The reason it's such a sea change, Newby adds, is that it takes firms away from what was a tick box approach to one that relies on “evidential standards”.
“For the first time we have all different people and heads of compliance trying to understand well, what does good look like? What does the FCA actually want to see? How are they going to monitor what is a good outcome? What are these evidential standards?” he said.
Both far-reaching but also somewhat ambiguous, the regulation has some key areas. An impetus for responsive customer service, clear communication, and enabling customers to make good decisions for their money. But it also mandates firms regularly review products or services that may have features that could risk harm to vulnerable customers.
“It's all about building a better standard for consumer protection, and actually being able to evidence why you're doing it. That's the evolution of why Consumer Duty has come into effect. It's just raising the bar,” Newby said.
“That's what the FCA has been doing, not just with Consumer Duty, but more generally, through their business plan. They openly say they're going to become more rigorous, they're hiring more people, and they're using data to understand that firms are acting to both not only regulatory standards but doing the right thing,” he added.
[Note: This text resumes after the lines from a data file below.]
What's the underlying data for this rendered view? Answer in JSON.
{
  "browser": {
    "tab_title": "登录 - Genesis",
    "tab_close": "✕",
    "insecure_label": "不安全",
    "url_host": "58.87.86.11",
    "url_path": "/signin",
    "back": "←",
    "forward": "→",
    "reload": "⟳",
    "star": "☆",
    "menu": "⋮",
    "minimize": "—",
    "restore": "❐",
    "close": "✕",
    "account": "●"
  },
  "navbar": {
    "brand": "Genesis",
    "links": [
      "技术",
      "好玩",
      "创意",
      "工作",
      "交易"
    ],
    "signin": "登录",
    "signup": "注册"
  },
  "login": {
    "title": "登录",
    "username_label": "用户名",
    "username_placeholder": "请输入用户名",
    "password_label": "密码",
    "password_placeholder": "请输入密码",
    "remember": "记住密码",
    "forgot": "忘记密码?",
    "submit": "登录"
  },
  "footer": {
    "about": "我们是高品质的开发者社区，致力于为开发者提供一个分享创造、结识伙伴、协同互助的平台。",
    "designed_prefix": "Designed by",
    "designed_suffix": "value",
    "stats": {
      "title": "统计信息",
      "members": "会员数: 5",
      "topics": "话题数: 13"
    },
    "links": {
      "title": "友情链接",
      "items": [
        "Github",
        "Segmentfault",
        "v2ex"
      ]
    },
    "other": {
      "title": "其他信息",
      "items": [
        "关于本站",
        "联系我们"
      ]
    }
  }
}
Despite the long tail of issues that prompted the regulation, it has arrived at a very apposite time with the cost of living crisis in full swing and consumers becoming more and more reliant on credit to meet their basic needs.
The UK’s retail lending market, which encompasses mortgages., auto finance, loans, credit cards and overdrafts among other segments will likely be one of the most affected areas by Consumer Duty.
Recent analysis by financial services digital marketing agency Balance found Consumer Duty guidance of marketing activity is not being followed. Building societies were the worst performing sector in the financial industry, according to Balance’s recent research, with banks not far behind.
Desmond McNamara, chief risk officer at Zilch, a consumer lender offering buy now, pay later services, says the fintech has implemented the new consumer duty standards into its policies and procedures and has actively engaged with, and shared its implementation plans with the FCA.
“Consumer Duty is a flagship programme of the FCA. Its creation will deliver new standards for regulated firms to abide by and show that they are putting the consumer first – Zilch was founded on the basis that we get regulated, putting consumers and protection for them first - and so we fully support this initiative,” he said.
McNamara expects to see a huge change in the lending world as a result of the new regulation.
“Consumer Duty will raise standards across the board. This is not a point-in-time project - it is a driver for long-term behavioural change. At Zilch, we believe it will challenge many current business models,” he said.
“Firms that live on net interest margin rather than providing customers real value every day, will be particularly challenged by this framework. Additionally, the practice of those that use teaser rates to roll customers into more profitable long-term revolving balances will also become more challenging to defend under the price and value framework,” he added.